Congrès FO : le poids des appareils

mis en ligne le 19 février 2015
Le 23e congrès confédéral de la CGT-FO se déroulait du 2 au 6 février à Tours. Un peu plus de 3 000 délégués représentant autant de syndicats de « base » (pas de filtre bureaucratique pour trier les congressistes), 163 intervenants disposant en principe du même temps d’intervention (deux ou trois caciques se sont autorisés à ne pas respecter cette règle d’égalité), un travail en commission très sérieux pour définir des mandats les plus clairs possibles.
Mais, bien évidemment, derrière cette première description factuellement juste, une autre réalité existe aussi.
Ce congrès ne revêtait pas au premier abord d’enjeu majeur susceptible d’intéresser les médias. Pas de querelle de succession puisque Jean-Claude Mailly se représentait pour un quatrième mandat et que son rapport d’activité a obtenu le score quasi indépassable de 97 % de votes positifs, pas d’affaire croustillante, pas de problème majeur non plus pour définir l’action puisque la presse faisait état, avant même le congrès, de la proposition d’une journée de grève interprofessionnelle d’ici à la fin mars si possible avec la CGT. Tout semblait donc bouclé sinon blindé… Et ce fut le cas au-delà même de nos craintes.
Certes, la liberté de parole des intervenants fut totale. De nombreux militants et militantes ont ainsi expliqué l’urgence d’une vraie grève, celle qui bloque le système économique et n’annonce pas dès le début qu’elle ne durera que vingt-quatre heures. Les critiques concernant le funeste accord sur l’assurance chômage n’ont pas manqué non plus, au risque de faire tousser la direction confédérale.

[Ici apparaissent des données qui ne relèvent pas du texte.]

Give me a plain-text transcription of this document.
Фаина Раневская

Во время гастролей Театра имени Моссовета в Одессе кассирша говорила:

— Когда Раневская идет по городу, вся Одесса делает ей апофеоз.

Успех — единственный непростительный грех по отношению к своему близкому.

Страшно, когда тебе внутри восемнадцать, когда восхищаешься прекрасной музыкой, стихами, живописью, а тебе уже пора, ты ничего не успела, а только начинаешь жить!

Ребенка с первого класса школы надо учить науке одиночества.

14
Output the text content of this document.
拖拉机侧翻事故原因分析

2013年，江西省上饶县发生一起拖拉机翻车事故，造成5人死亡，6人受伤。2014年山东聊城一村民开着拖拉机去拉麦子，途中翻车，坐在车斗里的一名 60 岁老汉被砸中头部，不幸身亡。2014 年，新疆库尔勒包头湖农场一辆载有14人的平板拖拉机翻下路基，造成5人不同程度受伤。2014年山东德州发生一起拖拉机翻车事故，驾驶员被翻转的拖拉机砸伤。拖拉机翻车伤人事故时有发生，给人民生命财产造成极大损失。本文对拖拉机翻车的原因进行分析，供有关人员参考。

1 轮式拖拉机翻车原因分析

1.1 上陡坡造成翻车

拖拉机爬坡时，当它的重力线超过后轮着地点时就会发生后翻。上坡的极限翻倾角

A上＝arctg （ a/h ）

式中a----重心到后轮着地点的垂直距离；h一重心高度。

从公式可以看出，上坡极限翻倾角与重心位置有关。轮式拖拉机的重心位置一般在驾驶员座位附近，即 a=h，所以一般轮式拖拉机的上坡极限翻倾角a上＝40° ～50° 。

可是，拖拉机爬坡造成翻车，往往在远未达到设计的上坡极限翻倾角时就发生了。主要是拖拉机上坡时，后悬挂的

À noter d’ailleurs que le camarade Lardy, instigateur de l’accord, a été réélu au bureau confédéral en treizième et dernière position. Par ailleurs, les assertions venimeuses concernant le machisme supposé des militants FO qui ont fleuri dans certains médias semblent, pour le moins, exagérées même pour les militantes anarchistes (peu suspectes de complaisance à ce sujet) qui ont assisté à tous les travaux. Prétendre que les femmes occupent à peine 5 % des postes dans les instances nationales de Force ouvrière relève de la désinformation. Sur les 13 membres du bureau confédéral, on trouve 5 femmes, qui ne sont pas là pour faire de la figuration.
Les militantes et militants de la Fédération anarchiste ont pu aussi avec succès faire bouger les lignes dans les textes (résolutions) qui définissent les mandats sur toute une série de sujets, y compris pour éliminer les passages contre la décroissance. Bien évidemment, FO (comme la CGT ou d’autres) reste fortement marquée par les thèses productivistes mais, il y a encore quelques années, il aurait été impossible d’expliquer avec un certain écho que le bonheur de la classe ouvrière ne repose pas sur l’accroissement du parc d’automobiles ou le développement du nucléaire…
Mais ce congrès a montré aussi, voire surtout, le poids des appareils politiques dont certains militants évoquent la charte d’Amiens tous les quatre matins sans la connaître, et surtout pour mieux la bafouer au quotidien. Jamais, par exemple, le poids du Parti socialiste, aidé par son subsidiaire trotskiste du POI, n’aura autant sauté aux yeux. Cela s’est notamment vu au moment des élections de la commission exécutive confédérale où les petits arrangements entre « amis » ont abouti à renforcer le PS et à maintenir le pré carré du POI. Comble de cette « combinazione », l’alliance des deux a permis de faire rentrer un commandant de CRS, représentant les flics syndiqués FO, en lieu et place d’un militant ouvrier authentiquement indépendant, en charge notamment des syndicats du transport et du nettoyage. Nous savions que les bolcheviks vouaient une quasi-fascination à l’ordre, mais de là à conforter l’appareil policier pour éviter une contestation éventuelle de la direction confédérale… Seul le général Trotsky y retrouvera les siens dans cette dialectique tourmentée qui ne fait que renforcer un parti social-démocrate au pouvoir à l’heure où il satisfait toutes les demandes du patronat et de la bourgeoisie. Nul doute que ce n’est pas la lutte de classes qui sort renforcée de ces agissements.
Les militants anarchistes syndiqués à FO (depuis sa création) ne se sont jamais fait d’illusion sur les appareils mais plus que jamais il est urgent pour les syndicalistes sincèrement attachées à la charte d’Amiens de s’organiser. C’est incontestablement un enjeu majeur des prochains mois. Nous n’entendons pas le rater.